When World War II arrived, Bess enlisted in the military, where he was tasked with designing camouflage. He served from 1941 to 1945, but after suffering a nervous breakdown, as well as being brutally beaten with a lead pipe by fellow soldiers who suspected him of being gay, he met with a military psychiatrist. Bess spoke in their meeting about “visions” he’d had with regularity since childhood, in which abstract symbols would appear to him, and the psychiatrist encouraged him to paint them. In 1946, Bess discovered Jung’s psychological theories, which renewed his focus on these forms.
“I never knew there was a clue to the understanding of my symbols until I ran across Jung accidentally,” he wrote in a 1952 letter to collector Dominique de Menil. “Not only have I found meaning in my work, but I have been given another dimension.” Bess described the symbols as “the language of the unconscious” which “contains some ancient sorcery.” He exchanged letters with Jung as well, even mailing the renowned psychiatrist a painting.
And unlike many other members of the Parsons gallery roster, Bess did not view himself as an action painter or an Abstract Expressionist. His work was not concerned with improvisation, but was rather an attempt to translate and explore the visual lexicon that came to him in these meditative states.
“I just go to bed, close my eyes and see these things. I keep a notebook handy and sketch them down in the dark or turn on a flashlight and sketch them,” he wrote of his process in an undated letter to art historian Meyer Schapiro, who was a close friend to Bess. “I get up the next morning—spend the day fishing, then that night I paint the canvas as it was seen.

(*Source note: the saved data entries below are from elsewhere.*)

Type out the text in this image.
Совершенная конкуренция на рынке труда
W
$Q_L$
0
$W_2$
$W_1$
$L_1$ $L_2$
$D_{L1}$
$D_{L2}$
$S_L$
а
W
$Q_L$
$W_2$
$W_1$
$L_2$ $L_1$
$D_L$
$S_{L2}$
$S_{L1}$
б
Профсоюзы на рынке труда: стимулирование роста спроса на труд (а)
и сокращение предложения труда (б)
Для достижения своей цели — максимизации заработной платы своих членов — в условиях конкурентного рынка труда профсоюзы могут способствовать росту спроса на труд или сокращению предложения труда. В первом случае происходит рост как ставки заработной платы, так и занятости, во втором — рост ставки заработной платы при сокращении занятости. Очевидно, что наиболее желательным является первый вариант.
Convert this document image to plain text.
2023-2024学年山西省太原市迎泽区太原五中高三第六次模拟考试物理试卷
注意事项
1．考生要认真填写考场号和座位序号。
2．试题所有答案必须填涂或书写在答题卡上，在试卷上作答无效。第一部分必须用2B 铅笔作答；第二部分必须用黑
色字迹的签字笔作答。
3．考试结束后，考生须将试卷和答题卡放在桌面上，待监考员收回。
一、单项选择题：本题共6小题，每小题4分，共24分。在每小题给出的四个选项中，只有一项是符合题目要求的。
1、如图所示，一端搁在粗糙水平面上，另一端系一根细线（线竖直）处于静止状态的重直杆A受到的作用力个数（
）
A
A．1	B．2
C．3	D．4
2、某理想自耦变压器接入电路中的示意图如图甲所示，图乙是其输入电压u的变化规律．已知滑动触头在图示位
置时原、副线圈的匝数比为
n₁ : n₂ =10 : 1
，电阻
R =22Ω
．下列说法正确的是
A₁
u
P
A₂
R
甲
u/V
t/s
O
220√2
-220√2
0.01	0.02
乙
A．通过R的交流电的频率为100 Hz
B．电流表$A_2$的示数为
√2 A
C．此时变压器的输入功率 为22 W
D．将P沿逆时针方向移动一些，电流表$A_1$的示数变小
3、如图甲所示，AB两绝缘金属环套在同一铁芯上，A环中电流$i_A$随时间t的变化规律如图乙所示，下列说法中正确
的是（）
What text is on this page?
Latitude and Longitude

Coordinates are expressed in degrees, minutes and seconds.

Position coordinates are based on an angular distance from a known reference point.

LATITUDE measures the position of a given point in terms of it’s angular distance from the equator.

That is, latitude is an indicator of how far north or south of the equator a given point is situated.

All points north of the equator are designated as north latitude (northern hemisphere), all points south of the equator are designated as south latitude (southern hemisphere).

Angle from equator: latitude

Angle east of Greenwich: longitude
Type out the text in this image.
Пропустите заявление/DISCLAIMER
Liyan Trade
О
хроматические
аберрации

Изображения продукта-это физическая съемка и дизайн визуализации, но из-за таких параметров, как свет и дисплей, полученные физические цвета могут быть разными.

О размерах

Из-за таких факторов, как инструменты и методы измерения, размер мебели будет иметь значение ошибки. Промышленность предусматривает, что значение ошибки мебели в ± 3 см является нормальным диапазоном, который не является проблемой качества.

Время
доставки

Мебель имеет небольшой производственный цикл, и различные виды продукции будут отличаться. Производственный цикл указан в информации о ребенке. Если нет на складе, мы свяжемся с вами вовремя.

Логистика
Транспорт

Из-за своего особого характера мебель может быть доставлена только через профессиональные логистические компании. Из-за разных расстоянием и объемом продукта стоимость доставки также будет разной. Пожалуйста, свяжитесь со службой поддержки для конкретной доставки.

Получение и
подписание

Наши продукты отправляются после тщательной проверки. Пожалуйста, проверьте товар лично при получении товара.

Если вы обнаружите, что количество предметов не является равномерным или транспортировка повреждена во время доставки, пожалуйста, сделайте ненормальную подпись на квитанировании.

In fact I sense that I have very little to do with what is put down on the canvas.”
The surfaces of Bess’s paintings are rich and thick, the paint often applied with the use of a palette knife, the biomorphic forms of his symbology floating amid intricate textures and patterns. He often framed the work himself using driftwood.
“They have an object-quality, like a relic or something devotional,” Clark said. “He was very close to the natural world that he was part of, so I think those textures and that sense of a tangible, physical world was important to him, and it comes through in the painting.”
Despite having six solo shows with Betty Parsons in his lifetime, Bess never found commercial success. He spent his life in poverty, and the lack of recognition from the art market and institutional world continued for years after his death. “Modernism, for such a long time, was about being secular, it was about purity, internationalism; it was definitely not about the esoteric or the occult or any of these messy things,” Clark said. “The work wasn’t commercially successful and he just fell through every sort of crack.”
“Now, I think Bess speaks to the messiness which has become much more a part of the way that artists do operate,” Clark said. “We’re much more accommodating of artists moving through and across ideas. There’s much more interest in what would be considered non-normative or queer systems of thought.”
Today, it is easier to understand Bess’s search to feel complete, the curator added. “The tragedy is that, at the time he was doing this, there wasn’t really a way to work as an artist like that.”